In the simplest terms:
Parasympathetic = relaxed self
Sympathetic = stressed-out self

The two systems work together to keep your body in balance, but in today’s high-stress world, many people get stuck in sympathetic overdrive—leading to fatigue, inflammation, and a higher risk of chronic disease [1].

 

Regulating Heart Rate and Breathing

The parasympathetic system slows the heart rate via acetylcholine, a neurotransmitter that tells the heart’s pacemaker cells to maintain a slower, steadier rhythm. It also reduces the force of contractions, allowing the body to rest.

For breathing, the parasympathetic system engages the diaphragm and other respiratory muscles to promote slower, deeper breaths—helping shift you into a calmer state.

 

Balancing the Stress Response

Under stress, the sympathetic nervous system raises heart rate, quickens breathing, and floods the body with stress hormones like cortisol and adrenaline. This is helpful short-term, but long-term sympathetic dominance can harm digestion, cardiovascular health, and mental well-being.

Activating the parasympathetic system helps counter these effects—slowing the heart, deepening the breath, and restoring balance to the nervous system.

 

How Sauna Activates the Parasympathetic Nervous System

Sauna bathing influences both branches of the autonomic nervous system, but its relaxation benefits come from the parasympathetic side. Heat and humidity promote vasodilation (widening of blood vessels), improving circulation, lowering blood pressure, and reducing heart rate.

 

Research shows sauna sessions can:

Lower stress hormones like cortisol and adrenaline [2]

Stimulate endorphin release for mood elevation [3]
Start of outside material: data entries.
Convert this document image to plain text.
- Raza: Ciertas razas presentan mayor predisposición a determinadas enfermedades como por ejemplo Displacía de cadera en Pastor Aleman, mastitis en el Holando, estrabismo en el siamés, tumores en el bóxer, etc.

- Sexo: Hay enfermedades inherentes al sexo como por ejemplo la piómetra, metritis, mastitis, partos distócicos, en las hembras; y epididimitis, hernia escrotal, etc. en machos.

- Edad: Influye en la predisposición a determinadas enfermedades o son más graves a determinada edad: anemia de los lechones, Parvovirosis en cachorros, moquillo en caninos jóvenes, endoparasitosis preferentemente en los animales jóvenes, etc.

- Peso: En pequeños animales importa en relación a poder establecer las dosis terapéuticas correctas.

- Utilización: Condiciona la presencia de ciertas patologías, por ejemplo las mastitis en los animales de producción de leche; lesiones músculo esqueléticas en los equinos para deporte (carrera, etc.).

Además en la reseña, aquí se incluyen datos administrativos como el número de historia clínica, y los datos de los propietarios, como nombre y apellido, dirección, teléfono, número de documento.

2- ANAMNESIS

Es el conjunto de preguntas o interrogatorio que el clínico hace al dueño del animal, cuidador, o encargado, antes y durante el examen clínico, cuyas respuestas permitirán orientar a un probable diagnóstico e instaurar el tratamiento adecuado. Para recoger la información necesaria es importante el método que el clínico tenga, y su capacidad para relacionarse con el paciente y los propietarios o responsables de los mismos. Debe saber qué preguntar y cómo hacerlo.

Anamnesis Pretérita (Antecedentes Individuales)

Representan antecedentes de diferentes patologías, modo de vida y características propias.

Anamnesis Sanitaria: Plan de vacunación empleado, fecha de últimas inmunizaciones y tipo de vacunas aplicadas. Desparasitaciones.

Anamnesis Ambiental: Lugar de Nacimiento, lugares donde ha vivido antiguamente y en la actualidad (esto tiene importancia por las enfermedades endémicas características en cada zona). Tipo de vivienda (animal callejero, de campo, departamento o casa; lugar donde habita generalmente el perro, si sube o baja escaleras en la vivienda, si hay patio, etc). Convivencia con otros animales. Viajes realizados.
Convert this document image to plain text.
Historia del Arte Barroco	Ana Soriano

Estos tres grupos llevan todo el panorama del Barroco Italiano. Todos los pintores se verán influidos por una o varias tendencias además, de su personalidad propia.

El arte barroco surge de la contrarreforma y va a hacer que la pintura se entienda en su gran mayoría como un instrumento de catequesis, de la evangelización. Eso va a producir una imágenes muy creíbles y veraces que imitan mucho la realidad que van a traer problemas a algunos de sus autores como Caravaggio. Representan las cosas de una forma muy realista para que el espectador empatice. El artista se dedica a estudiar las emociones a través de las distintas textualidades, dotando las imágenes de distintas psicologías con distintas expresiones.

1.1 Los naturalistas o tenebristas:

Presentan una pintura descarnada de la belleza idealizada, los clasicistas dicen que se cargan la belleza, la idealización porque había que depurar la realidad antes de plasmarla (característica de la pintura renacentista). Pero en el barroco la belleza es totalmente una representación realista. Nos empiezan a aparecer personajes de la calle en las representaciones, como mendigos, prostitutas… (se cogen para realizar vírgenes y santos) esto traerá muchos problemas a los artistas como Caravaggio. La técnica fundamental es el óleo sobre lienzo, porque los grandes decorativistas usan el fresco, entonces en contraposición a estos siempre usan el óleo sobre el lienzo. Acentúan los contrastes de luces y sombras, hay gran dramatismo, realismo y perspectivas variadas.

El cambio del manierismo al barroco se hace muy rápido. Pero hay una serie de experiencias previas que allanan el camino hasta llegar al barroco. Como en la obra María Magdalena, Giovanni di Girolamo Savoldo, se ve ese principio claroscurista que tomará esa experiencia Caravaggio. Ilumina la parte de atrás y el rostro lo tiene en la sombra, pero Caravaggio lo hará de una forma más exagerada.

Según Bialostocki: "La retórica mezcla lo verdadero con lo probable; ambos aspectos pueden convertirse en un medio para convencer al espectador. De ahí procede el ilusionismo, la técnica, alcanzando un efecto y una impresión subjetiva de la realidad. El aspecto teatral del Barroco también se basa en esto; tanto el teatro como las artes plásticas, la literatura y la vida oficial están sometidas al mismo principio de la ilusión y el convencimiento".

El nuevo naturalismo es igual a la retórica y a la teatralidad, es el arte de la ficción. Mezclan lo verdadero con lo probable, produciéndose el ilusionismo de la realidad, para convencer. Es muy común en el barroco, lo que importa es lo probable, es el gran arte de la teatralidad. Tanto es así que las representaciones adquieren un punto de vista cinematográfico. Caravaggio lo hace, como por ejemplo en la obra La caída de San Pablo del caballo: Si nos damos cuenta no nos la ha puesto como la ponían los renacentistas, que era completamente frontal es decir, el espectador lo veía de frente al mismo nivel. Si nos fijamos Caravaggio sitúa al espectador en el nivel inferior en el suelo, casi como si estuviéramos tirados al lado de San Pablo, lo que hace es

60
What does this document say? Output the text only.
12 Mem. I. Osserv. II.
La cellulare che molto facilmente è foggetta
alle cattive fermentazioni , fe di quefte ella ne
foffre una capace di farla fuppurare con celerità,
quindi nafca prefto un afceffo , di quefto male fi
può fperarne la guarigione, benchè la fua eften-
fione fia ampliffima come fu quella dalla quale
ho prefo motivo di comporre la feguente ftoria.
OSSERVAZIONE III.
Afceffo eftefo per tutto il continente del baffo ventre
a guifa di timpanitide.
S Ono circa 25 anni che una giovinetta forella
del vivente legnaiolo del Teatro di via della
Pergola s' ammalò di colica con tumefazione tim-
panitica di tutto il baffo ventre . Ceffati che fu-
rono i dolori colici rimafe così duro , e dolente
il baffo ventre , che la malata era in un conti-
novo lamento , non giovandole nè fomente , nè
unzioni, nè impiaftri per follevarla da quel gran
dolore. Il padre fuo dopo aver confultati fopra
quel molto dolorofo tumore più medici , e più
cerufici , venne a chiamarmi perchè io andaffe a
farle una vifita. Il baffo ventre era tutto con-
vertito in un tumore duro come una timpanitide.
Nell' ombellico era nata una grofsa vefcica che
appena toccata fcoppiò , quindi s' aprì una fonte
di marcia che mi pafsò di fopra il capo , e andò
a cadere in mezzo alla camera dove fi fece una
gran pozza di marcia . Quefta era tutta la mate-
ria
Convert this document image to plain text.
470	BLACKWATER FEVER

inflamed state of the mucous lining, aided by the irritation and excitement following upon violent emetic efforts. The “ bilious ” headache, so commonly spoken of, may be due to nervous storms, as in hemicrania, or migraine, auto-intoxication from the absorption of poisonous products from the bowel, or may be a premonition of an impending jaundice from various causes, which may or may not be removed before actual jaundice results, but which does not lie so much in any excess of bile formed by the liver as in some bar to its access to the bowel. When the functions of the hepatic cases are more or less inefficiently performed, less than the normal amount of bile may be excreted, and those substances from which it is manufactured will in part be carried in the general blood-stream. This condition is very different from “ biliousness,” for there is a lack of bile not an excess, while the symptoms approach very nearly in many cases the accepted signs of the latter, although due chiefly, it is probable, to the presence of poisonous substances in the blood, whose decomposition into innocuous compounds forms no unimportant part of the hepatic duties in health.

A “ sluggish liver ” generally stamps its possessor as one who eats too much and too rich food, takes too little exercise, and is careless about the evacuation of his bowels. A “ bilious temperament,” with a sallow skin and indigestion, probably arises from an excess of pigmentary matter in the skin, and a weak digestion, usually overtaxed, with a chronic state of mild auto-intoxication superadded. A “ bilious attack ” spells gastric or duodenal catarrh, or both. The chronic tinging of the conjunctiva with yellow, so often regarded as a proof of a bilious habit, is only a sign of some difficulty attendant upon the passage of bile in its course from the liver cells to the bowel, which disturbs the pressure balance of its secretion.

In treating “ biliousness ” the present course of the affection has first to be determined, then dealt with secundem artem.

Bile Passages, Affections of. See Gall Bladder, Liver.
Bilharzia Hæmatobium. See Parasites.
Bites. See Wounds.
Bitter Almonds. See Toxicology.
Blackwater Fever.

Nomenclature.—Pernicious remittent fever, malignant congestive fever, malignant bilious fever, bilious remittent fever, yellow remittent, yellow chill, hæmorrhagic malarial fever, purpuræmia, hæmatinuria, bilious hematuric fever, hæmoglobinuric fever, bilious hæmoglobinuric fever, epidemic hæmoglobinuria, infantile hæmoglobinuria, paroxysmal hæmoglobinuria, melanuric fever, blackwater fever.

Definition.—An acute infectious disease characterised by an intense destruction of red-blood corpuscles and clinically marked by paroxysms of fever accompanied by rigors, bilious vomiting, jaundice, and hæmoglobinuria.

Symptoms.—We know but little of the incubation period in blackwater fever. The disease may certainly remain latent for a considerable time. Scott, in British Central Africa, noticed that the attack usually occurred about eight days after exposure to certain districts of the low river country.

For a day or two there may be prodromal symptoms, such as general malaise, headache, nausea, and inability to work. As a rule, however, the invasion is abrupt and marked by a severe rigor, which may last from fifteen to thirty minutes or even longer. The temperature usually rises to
Promote deep physical and mental relaxation

It’s a double benefit—heat stress triggers feel-good chemicals while also calming the nervous system.

 

How Cold Plunging Activates the Parasympathetic Nervous System

Cold plunging takes a different path to the same destination. Initial immersion sparks the cold shock response, activating the sympathetic nervous system—heart rate spikes, breathing quickens, and blood vessels constrict to preserve core heat.

Then, as the body seeks equilibrium, the vagus nerve helps shift the body toward parasympathetic dominance—slowing heart rate, deepening breath, and restoring calm. This controlled transition trains the body to recover from stress more efficiently, improving resilience over time.

 

Why It Matters

We’re biological machines made of soft tissue, and like any system, we run better when maintained. By understanding your autonomic nervous system and how to influence it—through practices like sauna, cold plunging, deep breathing, or meditation—you can better manage stress, enhance recovery, and protect long-term health.

 

Sources:

Fisher JP, Young CN, Fadel PJ. Auton Neurosci. 2009;148(1–2):5–15. doi:10.1016/j.autneu.2009.02.003.

Żychowska M, et al. Ann Agric Environ Med. 2017;24(1).

Laatikainen T, et al. Eur J Appl Physiol. 1988;57:98–102.